Distribution of cell-specific parameters and a comparison between different grouping strategies. Distributions are shown through a combination of boxplots (in white) and violin plots (colored) as described in Supplementary Figure S2. Plots are arranged per parameter (one per row) with one grouping strategy per column. The first column shows the simple grouping into chaperone-dependent folders (C) and spontaneous folders (N).
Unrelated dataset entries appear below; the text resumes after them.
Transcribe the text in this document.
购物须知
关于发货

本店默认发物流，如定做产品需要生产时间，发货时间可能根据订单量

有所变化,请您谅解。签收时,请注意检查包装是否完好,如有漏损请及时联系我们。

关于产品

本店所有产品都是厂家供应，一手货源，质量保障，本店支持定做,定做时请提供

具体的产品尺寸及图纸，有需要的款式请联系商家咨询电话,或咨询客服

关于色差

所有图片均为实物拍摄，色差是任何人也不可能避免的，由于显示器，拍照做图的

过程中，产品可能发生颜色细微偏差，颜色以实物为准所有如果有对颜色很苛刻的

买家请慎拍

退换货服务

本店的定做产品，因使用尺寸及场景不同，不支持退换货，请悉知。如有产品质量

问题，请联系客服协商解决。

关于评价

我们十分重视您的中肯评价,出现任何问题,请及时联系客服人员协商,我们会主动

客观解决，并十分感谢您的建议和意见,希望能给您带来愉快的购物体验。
The second column shows the grouping of proteins into clients of each individual chaperone system (G for GroEL, K for DnaK, T for Trigger Factor and N for spontaneous folders). This grouping is inherently redundant as one protein may be client to several chaperone systems. The third column depicts grouping into six different chaperone fluxes (G: GroEL only, K: DnaK only, KG: DnaK and GroEL, T: Trigger Factor, TK: Trigger Factor and DnaK, TKG: Trigger Factor, DnaK and GroEL) as well as spontaneous folders (N) and a group of proteins with paradoxical classification (S). (AC) Abundance in p.p.m. determined by mass spectrometry (Wang et al., 2015). (DF) mRNA abundance (Li et al., 2014). (GI) Average decoding time (Dana and Tuller, 2014), (JL) mRNA half-life (Esquerre et al., 2016), (MO) CAI (Lee et al., 2010). (PR) Solubility during cell-free translation (Niwa et al., 2009)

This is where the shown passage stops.